Putting the Pieces Together | Understanding the Effects of Ocean Acidification on Pelagic Calcifiers

By Ben Gustafson

Ocean carbon is important to understand because climate change is affecting the world today and the ocean plays a major role, taking up so much of the world’s carbon. Thus, understanding the carbon processes in the ocean will greatly help us mitigate climate change. On a personal note, I think the ocean is a beautiful ecosystem with so many different fascinating organisms, and it is important to understand how to protect them. Furthermore, it is important to understand how ocean acidification will play a role in potentially changing these systems.

Ocean acidification affects all parts of the ocean, from the shallow coastal ocean to the deep sea. Specifically impactful are its effects on shell-forming organisms. Pelagic, or open ocean calcifiers are a major group that are anticipated to be impacted by climate change. Similar to corals, pelagic calcifiers make their shells from calcium carbonate (CaCO₃). Shells made of CaCO₃ are susceptible to dissolution and will experience some form of dissolution either at the surface or over time as they sink into the deep ocean.

However, not all calcifiers experience dissolution at the same rate due to the structure of CaCO₃, or the polymorph. Aragonite, for example, is more susceptible to dissolution than calcite. A third form, High-Mg calcite, is also more susceptible to dissolution.

Different pelagic calcifiers produce different CaCO₃polymorphs. Coccolithophores are phytoplankton that make a series of coccoliths, or spheres surrounding their cell, from calcite.
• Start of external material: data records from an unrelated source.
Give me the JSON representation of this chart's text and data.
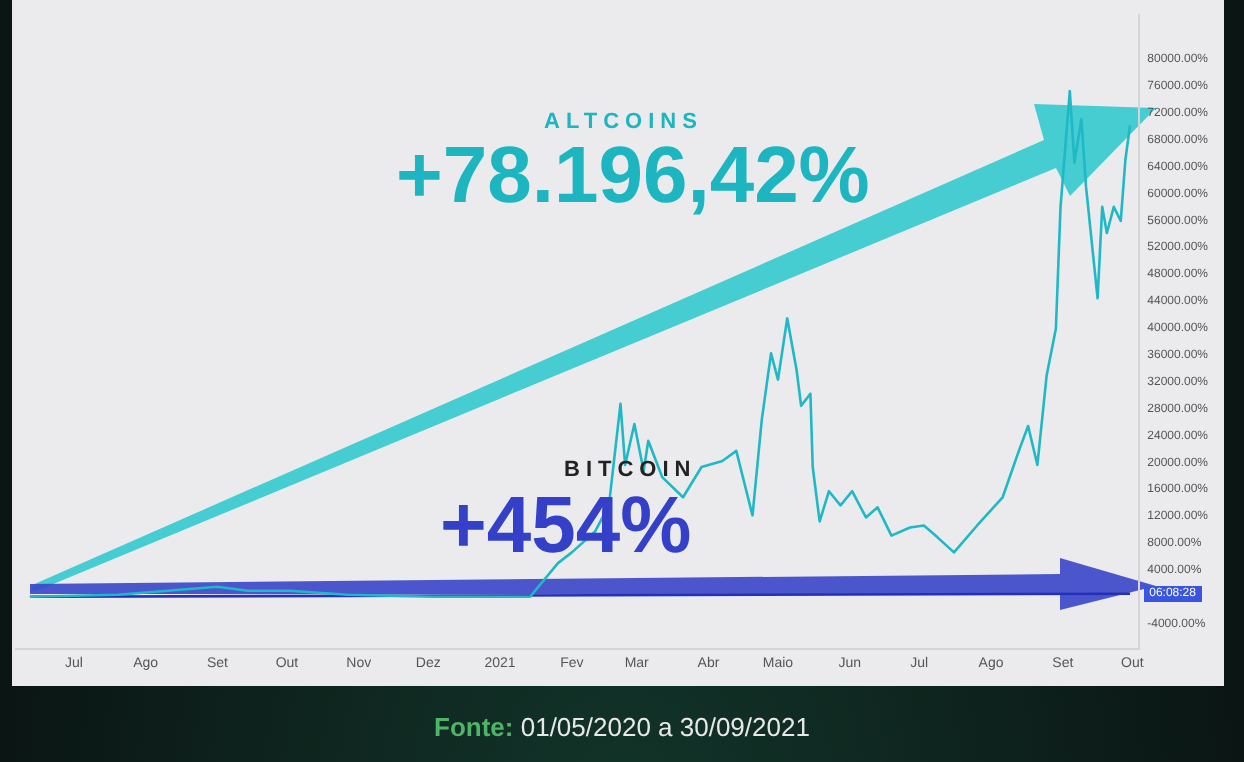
{
  "chart_data": {
    "type": "line",
    "annotations": [
      "ALTCOINS",
      "+78.196,42%",
      "BITCOIN",
      "+454%",
      "06:08:28",
      "Fonte: 01/05/2020 a 30/09/2021"
    ],
    "series": [
      {
        "color": "#1fb8c6",
        "x": [
          "2020-06-12",
          "2020-07-20",
          "2020-09-01",
          "2020-09-14",
          "2020-10-02",
          "2020-10-27",
          "2020-12-03",
          "2021-01-14",
          "2021-01-26",
          "2021-02-01",
          "2021-02-11",
          "2021-02-17",
          "2021-02-22",
          "2021-02-24",
          "2021-02-28",
          "2021-03-04",
          "2021-03-06",
          "2021-03-12",
          "2021-03-21",
          "2021-03-29",
          "2021-04-07",
          "2021-04-13",
          "2021-04-20",
          "2021-04-24",
          "2021-04-28",
          "2021-05-01",
          "2021-05-05",
          "2021-05-09",
          "2021-05-11",
          "2021-05-15",
          "2021-05-16",
          "2021-05-19",
          "2021-05-23",
          "2021-05-28",
          "2021-06-02",
          "2021-06-08",
          "2021-06-13",
          "2021-06-19",
          "2021-06-27",
          "2021-07-03",
          "2021-07-09",
          "2021-07-16",
          "2021-07-26",
          "2021-08-06",
          "2021-08-13",
          "2021-08-17",
          "2021-08-21",
          "2021-08-25",
          "2021-08-29",
          "2021-08-31",
          "2021-09-04",
          "2021-09-06",
          "2021-09-09",
          "2021-09-11",
          "2021-09-16",
          "2021-09-18",
          "2021-09-20",
          "2021-09-23",
          "2021-09-26",
          "2021-09-28",
          "2021-09-30"
        ],
        "values": [
          0,
          300,
          1500,
          900,
          900,
          300,
          0,
          0,
          5000,
          6600,
          9700,
          13600,
          28700,
          19600,
          25700,
          18700,
          23200,
          17800,
          14800,
          19300,
          20200,
          21700,
          12100,
          26300,
          36200,
          32300,
          41400,
          33800,
          28400,
          30200,
          19300,
          11200,
          15700,
          13600,
          15700,
          11800,
          13300,
          9100,
          10300,
          10600,
          8800,
          6600,
          10600,
          14800,
          21700,
          25400,
          19600,
          32900,
          39900,
          58000,
          75200,
          64600,
          71000,
          61000,
          44400,
          58000,
          54100,
          58000,
          55900,
          65000,
          70100
        ]
      },
      {
        "color": "#2430b8",
        "x": [
          "2020-06-12",
          "2021-09-30"
        ],
        "values": [
          0,
          454
        ]
      }
    ],
    "xlim": [
      "2020-06-06",
      "2021-10-04"
    ],
    "xticks": [
      {
        "value": "2020-07-01",
        "label": "Jul"
      },
      {
        "value": "2020-08-01",
        "label": "Ago"
      },
      {
        "value": "2020-09-01",
        "label": "Set"
      },
      {
        "value": "2020-10-01",
        "label": "Out"
      },
      {
        "value": "2020-11-01",
        "label": "Nov"
      },
      {
        "value": "2020-12-01",
        "label": "Dez"
      },
      {
        "value": "2021-01-01",
        "label": "2021"
      },
      {
        "value": "2021-02-01",
        "label": "Fev"
      },
      {
        "value": "2021-03-01",
        "label": "Mar"
      },
      {
        "value": "2021-04-01",
        "label": "Abr"
      },
      {
        "value": "2021-05-01",
        "label": "Maio"
      },
      {
        "value": "2021-06-01",
        "label": "Jun"
      },
      {
        "value": "2021-07-01",
        "label": "Jul"
      },
      {
        "value": "2021-08-01",
        "label": "Ago"
      },
      {
        "value": "2021-09-01",
        "label": "Set"
      },
      {
        "value": "2021-10-01",
        "label": "Out"
      }
    ],
    "ylim": [
      -7800,
      86500
    ],
    "yticks": [
      {
        "value": -4000,
        "label": "-4000.00%"
      },
      {
        "value": 4000,
        "label": "4000.00%"
      },
      {
        "value": 8000,
        "label": "8000.00%"
      },
      {
        "value": 12000,
        "label": "12000.00%"
      },
      {
        "value": 16000,
        "label": "16000.00%"
      },
      {
        "value": 20000,
        "label": "20000.00%"
      },
      {
        "value": 24000,
        "label": "24000.00%"
      },
      {
        "value": 28000,
        "label": "28000.00%"
      },
      {
        "value": 32000,
        "label": "32000.00%"
      },
      {
        "value": 36000,
        "label": "36000.00%"
      },
      {
        "value": 40000,
        "label": "40000.00%"
      },
      {
        "value": 44000,
        "label": "44000.00%"
      },
      {
        "value": 48000,
        "label": "48000.00%"
      },
      {
        "value": 52000,
        "label": "52000.00%"
      },
      {
        "value": 56000,
        "label": "56000.00%"
      },
      {
        "value": 60000,
        "label": "60000.00%"
      },
      {
        "value": 64000,
        "label": "64000.00%"
      },
      {
        "value": 68000,
        "label": "68000.00%"
      },
      {
        "value": 72000,
        "label": "72000.00%"
      },
      {
        "value": 76000,
        "label": "76000.00%"
      },
      {
        "value": 80000,
        "label": "80000.00%"
      }
    ],
    "marker": "none",
    "line_style": "solid",
    "legend": false
  }
}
Foraminifera, another single-celled organism (but not a primary producer), also make a calcite shell known as a test.

On the other hand, shelled pteropods, a swimming snail of the sea, creates a shell of aragonite. Finally, pelagic fish create a carbonate in their gut that they excrete that is made from high-Mg calcite. While high-Mg calcite is very soluble, the excreta are surrounded by an organic coating that limits dissolution while the quick-sinking particles descend in the ocean.

I have been surprised in the diversity of the calcifiers. It’s so fascinating to see this one common trait that unite calcifiers, while their life cycles can be so different from one another.
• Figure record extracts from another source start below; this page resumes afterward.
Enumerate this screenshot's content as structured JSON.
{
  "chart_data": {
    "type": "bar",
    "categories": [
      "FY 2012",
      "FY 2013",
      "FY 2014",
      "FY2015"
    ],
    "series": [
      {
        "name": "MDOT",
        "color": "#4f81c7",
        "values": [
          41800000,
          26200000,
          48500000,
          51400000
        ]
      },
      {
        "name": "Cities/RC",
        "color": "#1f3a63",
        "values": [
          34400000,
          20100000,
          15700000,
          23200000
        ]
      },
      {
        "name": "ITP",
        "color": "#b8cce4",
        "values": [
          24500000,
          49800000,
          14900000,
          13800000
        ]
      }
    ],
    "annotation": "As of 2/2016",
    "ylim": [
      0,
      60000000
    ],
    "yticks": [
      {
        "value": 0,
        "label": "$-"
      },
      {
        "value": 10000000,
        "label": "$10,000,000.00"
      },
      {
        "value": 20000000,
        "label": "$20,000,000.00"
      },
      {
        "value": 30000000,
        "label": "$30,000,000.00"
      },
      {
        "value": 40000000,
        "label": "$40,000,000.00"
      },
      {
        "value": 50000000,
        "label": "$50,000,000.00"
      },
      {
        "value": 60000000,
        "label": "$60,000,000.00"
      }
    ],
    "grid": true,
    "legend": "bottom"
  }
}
Given the great diversity in shell type and shell-forming organisms, most studies only evaluate one or two calcifiers together. It makes sense that a microscopic photosynthesising coccolithophore and a 100cm free-swimming fish might not behave in the same way. However, to understand the ocean as a whole, it is important to synthesise the information on pelagic calcifiers. Part of my PhD project is to understand the multi-stressors of climate change, including ocean acidification, ocean warming, and loss of oxygen and how they will affect each calcifier. Putting together these key pieces will provide us context and inform on the future of our oceans under climate change.

Ben Gustafson

Ben’s research in OceanICU is focused on global and regional assessments of the contribution of different organisms to the ocean’s carbonate pump and examining the role of biology in the marine carbon cycle. Raised in Ely, MN, USA, Ben holds a BA in environmental science and biology from Colby College.